Negué con la cabeza y sonreí. Oh, Señor, qué encantadores creemos que son nuestros hijos. Qué llenos de sueños y fantasías. Meneé la cabeza, la miré y sonreí.
Ella tenía muchas ganas de un buen juguete. En cierta ocasión Laura había mencionado el nombre de Hamleys, así que hacia allí nos dirigimos. Fue un corto paseo. Aunque ya era tarde, los almacenes estaban abarrotados de padres e hilos, tías y tíos. Empezamos por la segunda planta, con las muñecas. Cada mostrador contenía algún nuevo motivo de asombro, alguna nueva maravilla. Pero cuando logramos llegar a la planta de arriba, hasta Naomí empezaba a flaquear. También yo debía de estar cansándome. Pensé que dentro de poco sería hora de salir de allí y buscar un taxi que nos llevara otra vez a Liverpool Street. Las luces, los ruidos y los empujones de la gente me estaban volviendo irritable y descortés.
No le volví la espada más de medio minuto. Por lo que recuerdo, debió de ocurrir en pocos segundos. Nos encontrábamos ante una mesa enorme viendo circular los trenes eléctricos por entre colinas y valles de plástico. Si me hubiera vuelto dos o tres segundos antes, hubiese podido percatarme de que Naomí se alejaba. Pero cuando me volví, ya había desaparecido.
Todavía puedo recordar aquella punzada de pánico, pequeña aún pero inequívoca y acompañada de pavor. Aunque miré a derecha e izquierda, no vi ningún abrigo amarillo por ninguna parte.
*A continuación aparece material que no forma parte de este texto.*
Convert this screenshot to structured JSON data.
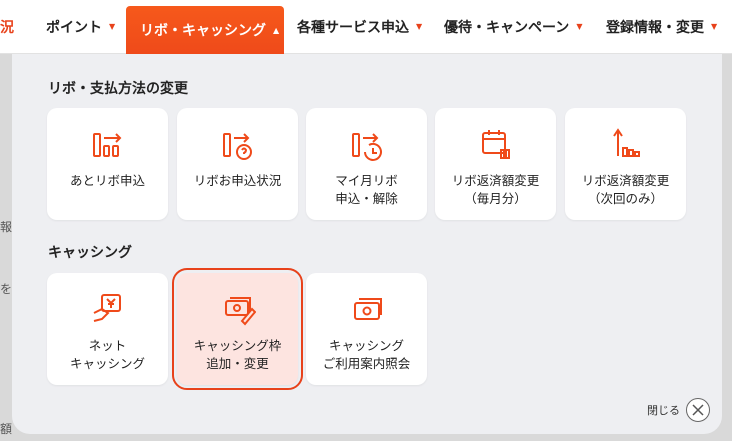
{
  "nav": {
    "items": [
      {
        "label": "況",
        "has_caret": false
      },
      {
        "label": "ポイント",
        "has_caret": true
      },
      {
        "label": "リボ・キャッシング",
        "has_caret": true,
        "active": true
      },
      {
        "label": "各種サービス申込",
        "has_caret": true
      },
      {
        "label": "優待・キャンペーン",
        "has_caret": true
      },
      {
        "label": "登録情報・変更",
        "has_caret": true
      }
    ]
  },
  "background": {
    "fragment1": "報",
    "fragment2": "を",
    "fragment3": "額"
  },
  "panel": {
    "section1_title": "リボ・支払方法の変更",
    "section1_cards": [
      {
        "label": "あとリボ申込",
        "icon": "revo-apply-icon"
      },
      {
        "label": "リボお申込状況",
        "icon": "revo-status-icon"
      },
      {
        "label": "マイ月リボ\n申込・解除",
        "icon": "my-revo-icon"
      },
      {
        "label": "リボ返済額変更\n（毎月分）",
        "icon": "calendar-bars-icon"
      },
      {
        "label": "リボ返済額変更\n（次回のみ）",
        "icon": "arrow-bars-icon"
      }
    ],
    "section2_title": "キャッシング",
    "section2_cards": [
      {
        "label": "ネット\nキャッシング",
        "icon": "yen-hand-icon"
      },
      {
        "label": "キャッシング枠\n追加・変更",
        "icon": "cash-edit-icon",
        "selected": true
      },
      {
        "label": "キャッシング\nご利用案内照会",
        "icon": "cash-info-icon"
      }
    ],
    "close_label": "閉じる"
  },
  "colors": {
    "accent": "#ef4a1a",
    "selected_bg": "#fde4e0",
    "panel_bg": "#eeeff2"
  }
}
La llamé a gritos, pero mis palabras fueron ahogadas por mil voces distintas. Forcejeé entre la multitud que se apretujaba contra mí, convencido de que la niña no estaría muy lejos y no podía llegar a mi lado porque se lo impedía el bosque de cuerpos adultos que la rodeaban. Me fui abriendo camino trabajosamente en torno de la gran mesa con sus divertidos y ruidosos trenes y la rodeé hasta encontrarme otra vez en el punto de partida. Pero no importa dónde mirase ni a dónde fuera, Naomí no estaba en ninguna parte.